Società a ristretta base azionaria, si presume l’attribuzione pro-quota degli utili non contabilizzati
Secondo un consolidato orientamento assunto dalla giurisprudenza di legittimità, nel caso di società di capitali a ristretta base azionaria nei confronti della quale siano stati accertati utili non contabilizzati, si presume l’attribuzione pro quota ai soci degli utili stessi (in tal senso si segnalano le pronunce della Corte di cassazione nn. 27778/2017, 24534/2017, 18032/2013, 1924/2008, 16885/2003, 10951/2002 e 7174/2002).
Per i giudici di legittimità, in particolare, tale presunzione non contrasta con il divieto di presunzione di secondo grado, “in quanto il fatto noto non è dato dalla sussistenza di maggiori redditi accertati induttivamente nei confronti della società, bensì dalla ristrettezza dell’assetto societario, che implica un vincolo di solidarietà e di reciproco controllo dei soci nella gestione sociale” (così, Cass. nn. 1947/2019,15824/2016 e 25271/2014).
Tale principio è stato ora confermato dalla quinta Sezione tributaria della Suprema Corte con la sentenza 3 aprile 2019, n. 11662, depositata lo scorso 3 maggio.
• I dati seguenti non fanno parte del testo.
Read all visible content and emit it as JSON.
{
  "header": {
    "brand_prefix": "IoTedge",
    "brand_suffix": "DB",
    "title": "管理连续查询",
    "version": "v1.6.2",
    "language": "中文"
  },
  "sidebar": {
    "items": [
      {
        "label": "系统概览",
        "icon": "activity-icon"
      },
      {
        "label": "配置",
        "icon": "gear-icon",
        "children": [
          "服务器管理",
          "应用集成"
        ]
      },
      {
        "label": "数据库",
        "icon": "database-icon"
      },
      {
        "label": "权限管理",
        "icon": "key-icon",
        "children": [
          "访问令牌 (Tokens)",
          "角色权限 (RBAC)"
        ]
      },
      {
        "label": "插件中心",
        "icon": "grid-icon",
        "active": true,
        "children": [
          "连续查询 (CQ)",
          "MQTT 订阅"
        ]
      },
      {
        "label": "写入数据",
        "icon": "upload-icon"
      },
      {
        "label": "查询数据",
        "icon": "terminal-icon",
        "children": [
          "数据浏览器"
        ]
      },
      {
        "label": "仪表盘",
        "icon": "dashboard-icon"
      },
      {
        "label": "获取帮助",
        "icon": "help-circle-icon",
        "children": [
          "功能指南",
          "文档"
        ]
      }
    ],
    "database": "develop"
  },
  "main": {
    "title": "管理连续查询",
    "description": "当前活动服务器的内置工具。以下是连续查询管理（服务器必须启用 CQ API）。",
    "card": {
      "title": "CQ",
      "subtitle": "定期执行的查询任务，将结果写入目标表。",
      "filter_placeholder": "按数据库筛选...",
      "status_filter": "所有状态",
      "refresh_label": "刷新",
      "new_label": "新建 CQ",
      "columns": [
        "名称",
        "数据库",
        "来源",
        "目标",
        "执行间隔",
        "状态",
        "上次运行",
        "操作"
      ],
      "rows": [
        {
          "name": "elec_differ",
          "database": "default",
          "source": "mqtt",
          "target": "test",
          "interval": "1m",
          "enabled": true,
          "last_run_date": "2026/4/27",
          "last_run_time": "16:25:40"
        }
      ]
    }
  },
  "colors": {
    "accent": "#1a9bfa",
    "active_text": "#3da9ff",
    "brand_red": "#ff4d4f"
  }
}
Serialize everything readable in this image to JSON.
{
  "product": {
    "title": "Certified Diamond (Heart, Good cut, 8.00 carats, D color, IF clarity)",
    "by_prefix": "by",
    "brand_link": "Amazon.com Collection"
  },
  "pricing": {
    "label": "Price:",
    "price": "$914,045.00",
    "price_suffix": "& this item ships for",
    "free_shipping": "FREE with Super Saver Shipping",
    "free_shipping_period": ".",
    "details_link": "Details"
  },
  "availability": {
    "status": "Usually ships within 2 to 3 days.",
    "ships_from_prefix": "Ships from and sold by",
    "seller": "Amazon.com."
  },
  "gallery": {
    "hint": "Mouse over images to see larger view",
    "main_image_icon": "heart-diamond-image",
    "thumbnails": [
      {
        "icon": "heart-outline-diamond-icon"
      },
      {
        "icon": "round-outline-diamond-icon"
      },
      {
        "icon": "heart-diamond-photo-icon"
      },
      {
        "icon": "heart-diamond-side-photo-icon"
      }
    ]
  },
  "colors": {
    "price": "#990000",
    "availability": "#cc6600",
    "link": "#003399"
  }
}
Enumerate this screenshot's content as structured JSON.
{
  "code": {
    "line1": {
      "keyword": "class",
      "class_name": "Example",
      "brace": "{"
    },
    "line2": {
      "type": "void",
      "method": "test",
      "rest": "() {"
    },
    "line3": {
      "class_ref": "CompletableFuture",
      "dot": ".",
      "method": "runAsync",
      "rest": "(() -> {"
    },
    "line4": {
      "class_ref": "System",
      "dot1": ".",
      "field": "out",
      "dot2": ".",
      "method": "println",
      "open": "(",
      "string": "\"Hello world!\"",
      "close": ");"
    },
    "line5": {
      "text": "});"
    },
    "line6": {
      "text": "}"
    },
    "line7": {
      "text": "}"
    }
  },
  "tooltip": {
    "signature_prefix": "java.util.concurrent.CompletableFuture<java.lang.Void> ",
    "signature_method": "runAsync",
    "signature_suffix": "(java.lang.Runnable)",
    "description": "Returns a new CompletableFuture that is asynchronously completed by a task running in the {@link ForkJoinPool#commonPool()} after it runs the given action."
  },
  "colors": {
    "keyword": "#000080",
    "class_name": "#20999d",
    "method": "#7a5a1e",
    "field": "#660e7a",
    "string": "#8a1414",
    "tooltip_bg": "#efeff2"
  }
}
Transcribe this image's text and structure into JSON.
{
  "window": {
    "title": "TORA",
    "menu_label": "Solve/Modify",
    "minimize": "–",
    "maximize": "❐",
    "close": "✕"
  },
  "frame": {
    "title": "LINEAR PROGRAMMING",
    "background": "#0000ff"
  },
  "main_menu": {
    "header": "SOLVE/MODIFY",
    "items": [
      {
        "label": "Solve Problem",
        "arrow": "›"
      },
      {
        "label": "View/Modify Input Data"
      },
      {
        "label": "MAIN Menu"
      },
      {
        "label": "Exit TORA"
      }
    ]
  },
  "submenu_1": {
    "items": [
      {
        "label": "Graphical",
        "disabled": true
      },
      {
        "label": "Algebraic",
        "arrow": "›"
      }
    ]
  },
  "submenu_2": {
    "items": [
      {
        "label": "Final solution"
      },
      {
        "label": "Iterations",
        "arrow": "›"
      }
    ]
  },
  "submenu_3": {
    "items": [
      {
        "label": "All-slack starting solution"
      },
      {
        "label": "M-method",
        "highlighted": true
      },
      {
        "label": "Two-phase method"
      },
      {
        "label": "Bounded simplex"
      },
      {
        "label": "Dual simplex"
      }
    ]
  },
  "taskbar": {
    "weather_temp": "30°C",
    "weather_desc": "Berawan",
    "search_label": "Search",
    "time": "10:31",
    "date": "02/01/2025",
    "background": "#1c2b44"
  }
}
Con l’ordinanza 3 gennaio 2019, n. 43, la Cassazione aveva affermato che nel caso di società di capitali a ristretta base partecipativa, è legittima la presunzione di attribuzione ai soci degli eventuali utili extracontabili accertati, rimanendo salva la facoltà per il contribuente di offrire la prova del fatto che i maggiori ricavi non siano stati fatti oggetto di distribuzione, ma siano stati invece accantonati dalla società, ovvero da essa reinvestiti, non essendo tuttavia a tal fine sufficiente la mera deduzione che l’esercizio sociale ufficiale si sia concluso con perdite contabili (Corte di cassazione, sentenza 22 novembre 2017, n. 27778; ordinanza 18 ottobre 2012, n. 17928; sentenza 2 marzo 2011, n. 5076, ordinanza 21 novembre 2018, n. 30069).